O Corpo de Bombeiros Militar de Minas Gerais anunciou, neste domingo (25), a conclusão da etapa operacional de buscas pelas vítimas do rompimento da barragem da Mina Córrego do Feijão, em Brumadinho.
A decisão marca uma virada histórica: após sete anos de atuação ininterrupta, todas as áreas atingidas pelo desastre foram vistoriadas, e a operação entra agora em uma fase técnica, voltada à análise pericial.

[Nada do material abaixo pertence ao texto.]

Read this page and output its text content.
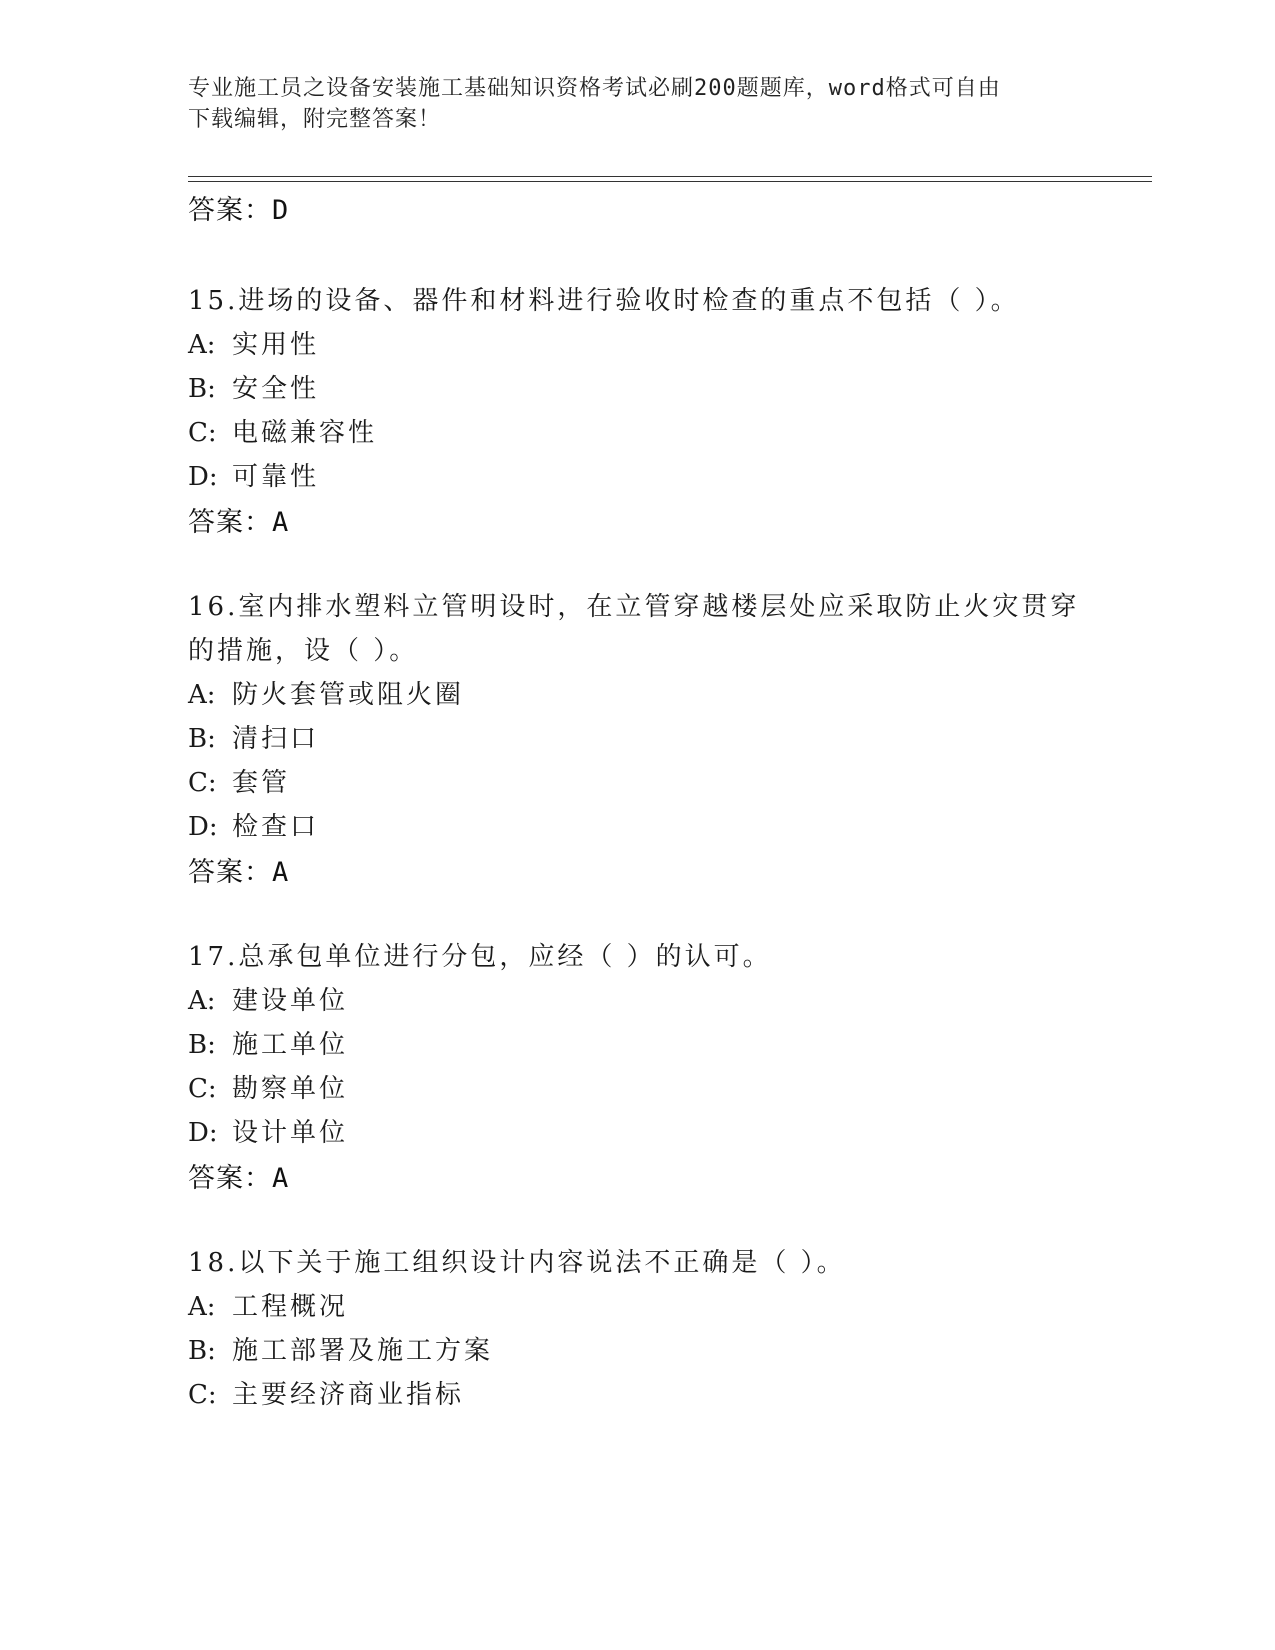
专业施工员之设备安装施工基础知识资格考试必刷200题题库，word格式可自由
下载编辑，附完整答案！
答案：D
15.进场的设备、器件和材料进行验收时检查的重点不包括（ ）。
A: 实用性
B: 安全性
C: 电磁兼容性
D: 可靠性
答案：A
16.室内排水塑料立管明设时，在立管穿越楼层处应采取防止火灾贯穿
的措施，设（ ）。
A: 防火套管或阻火圈
B: 清扫口
C: 套管
D: 检查口
答案：A
17.总承包单位进行分包，应经（ ）的认可。
A: 建设单位
B: 施工单位
C: 勘察单位
D: 设计单位
答案：A
18.以下关于施工组织设计内容说法不正确是（ ）。
A: 工程概况
B: 施工部署及施工方案
C: 主要经济商业指标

O encerramento ocorre exatamente no dia em que a tragédia completa sete anos, desde 25 de janeiro de 2019, os bombeiros mantiveram uma mobilização contínua, somando mais de 2.500 dias de buscas em um cenário considerado um dos mais complexos já enfrentados pela corporação no país.
A lama liberada com o colapso da estrutura percorreu uma extensa área e transformou radicalmente a paisagem da região.
Segundo o Corpo de Bombeiros, cerca de 11 milhões de metros cúbicos de rejeitos foram analisados ao longo do trabalho, com a vistoria integral concluída em dezembro de 2025.
As ações envolveram diferentes estratégias ao longo dos anos, que variaram conforme as condições do terreno e o avanço das tecnologias empregadas.
De acordo com os militares, a operação passou por múltiplas fases, incluindo resgate de sobreviventes nos primeiros dias, buscas superficiais, emprego de cães especializados e uso intensivo de aeronaves.
Ao todo, 65 cães foram utilizados e as equipes aéreas acumularam mais de 1.600 horas de voo em apoio às ações em solo.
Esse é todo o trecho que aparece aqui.